Given all this, shouldn't I be writing article after article about how homophobic games are, or how there needs to be more gay inclusion in games? Hell no! Why? Because it doesn't matter in the slightest. I'm here to play games, not inject my identity politics into the gaming community and shove my PC rhetoric down everyone's throats.
This does not mean I don't want to see more gay people in games, but I also know that I won't get what I want by crying about how "oppressed" I am. Television and film are a primarily heterosexual space, but as those mediums matured and more people who are gay or gay friendly got involved, we saw an increase in gay characters as a result. Where before you couldn't even dream of seeing gay people on screen, we now have shows like Queer as Folk, the L word, Glee, and Modern Family, in which gay people play active rolls. Will and Grace introduced a generation to gay people in leading roles, and Brokeback Mountain became a part of pop culture. Captain Jack Harkness became a beloved character in Doctor Who and went on to be the leading man in his own spinoff series, Torchwood.

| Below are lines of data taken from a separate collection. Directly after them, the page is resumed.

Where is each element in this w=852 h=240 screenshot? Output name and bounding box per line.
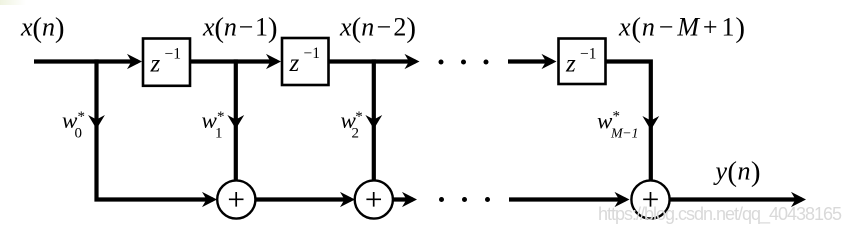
arrowhead bottom middle <box>402 192 417 207</box>
svg-text:x(n − M + 1): x(n − M + 1) <box>618 12 745 44</box>
output arrowhead <box>791 192 806 207</box>
wire input segment <box>34 59 138 63</box>
svg-text:−1: −1 <box>580 46 597 63</box>
svg-text:z: z <box>150 51 161 78</box>
wire U1 to U2 <box>190 59 277 63</box>
svg-text:M−1: M−1 <box>610 127 639 142</box>
tap arrowhead 3 down <box>365 115 382 129</box>
svg-text:*: * <box>355 109 363 125</box>
svg-text:y(n): y(n) <box>713 156 761 188</box>
wire U2 to ellipsis <box>329 59 416 63</box>
wire output y(n) <box>670 197 803 201</box>
ellipsis dots bottom <box>439 197 444 202</box>
svg-text:1: 1 <box>215 126 223 142</box>
ellipsis dots top <box>439 60 444 65</box>
svg-text:x(n − 2): x(n − 2) <box>339 12 416 44</box>
tap wire 1 (down from input node) <box>97 59 214 199</box>
adder A1 <box>217 180 255 218</box>
tap wire 3 <box>372 59 376 181</box>
arrowhead top middle <box>405 54 420 69</box>
arrowhead into U3 <box>542 54 557 69</box>
arrowhead into adder A2 <box>340 192 355 207</box>
tap arrowhead 4 down <box>642 116 659 130</box>
svg-text:x(n − 1): x(n − 1) <box>202 12 278 44</box>
arrowhead into adder A3 <box>615 192 630 207</box>
wire ellipsis to U3 <box>508 59 553 63</box>
tap arrowhead 2 down <box>227 115 244 129</box>
svg-text:*: * <box>613 109 621 125</box>
svg-text:2: 2 <box>352 126 360 142</box>
svg-text:−1: −1 <box>304 45 321 62</box>
arrowhead into U2 <box>266 54 281 69</box>
tap wire 2 <box>234 59 238 181</box>
svg-text:0: 0 <box>75 126 83 142</box>
svg-text:x(n): x(n) <box>20 12 65 44</box>
delay block U1 z^-1 <box>143 39 190 86</box>
svg-text:z: z <box>289 50 300 77</box>
tap arrowhead 1 down <box>88 115 105 129</box>
svg-text:https://blog.csdn.net/qq_40438: https://blog.csdn.net/qq_40438165 <box>598 204 842 225</box>
adder A3 <box>631 180 669 218</box>
arrowhead into adder A1 <box>202 192 217 207</box>
arrowhead into U1 <box>127 54 142 69</box>
svg-text:*: * <box>78 109 86 125</box>
wire A2 to ellipsis <box>392 197 413 201</box>
wire A1 to A2 <box>255 197 351 201</box>
svg-text:−1: −1 <box>165 46 182 63</box>
delay block U3 z^-1 <box>559 39 606 85</box>
wire ellipsis to A3 <box>509 197 626 201</box>
svg-text:*: * <box>217 109 225 125</box>
adder A2 <box>355 180 393 218</box>
tap wire 4 (from U3 output, corner down) <box>606 62 651 181</box>
delay block U2 z^-1 <box>282 38 329 85</box>
svg-text:z: z <box>565 51 576 78</box>
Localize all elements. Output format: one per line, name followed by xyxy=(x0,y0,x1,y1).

We're already beginning to see this in gaming. Bioware is at the forefront of gay inclusiveness in games, allowing players to have a leading roll as a gay, lesbian, or bisexual hero in their popular roleplaying games. Video games are still a young medium, so it will take time before we have whole gaming series led by gay protagonists, but that change will come as more gay and gay friendly people become involved in the development of video games, and gamers continue to express their support with their words and their dollars.
I don't care about gay inclusiveness in games because I don't have to. Inclusiveness is a natural byproduct of the free market. The way to enact change in a free market is not to tear down, but to build.
The funny thing is, women are fighting a battle that they've already won years ago. There are already plenty of women in games whose characters are given just as must depth as their male peers. What these people have a problem with is the way that females are stereotyped, calling this a grave injustice while ignoring the fact that EVERYONE is stereotyped, men included. Video games are no more guilty of this than film, television, and books are.
Perhaps the biggest mistake these people make is placing the blame on video games as a whole, as if the entire medium is an intelligent organism that is actively denying them. If someone doesn't like a TV show they'll blame the writers, or the director, or the studio. They would know that TV is just a technology, a content delivery system, and it's not the fault of the medium as a whole, and they certainly wouldn't stereotype every single person who watches television because of it. They would not say that all people who watch television are homophobic because there aren't enough gay people in leading roles on prime time shows, for example.
Yet this is the exact attitude that social justice warriors have with video games. Somehow it's the fault of video games as a whole that they're unhappy, and they judge every person who plays video games as guilty by association. This leads to their ridiculous claim that gamers, who are comprised of 1.2 billion people worldwide from all backgrounds, colors, and creeds are somehow all white heterosexual males who hate women. I suppose that includes all the gamers in China, Japan, Mexico, Thailand, and so on.
Since this post has gone on long enough, I will conclude by saying one thing directly to the social justice warriors who are determined to take a universal entertainment medium and make it all about their petty identity politics: BACK OFF!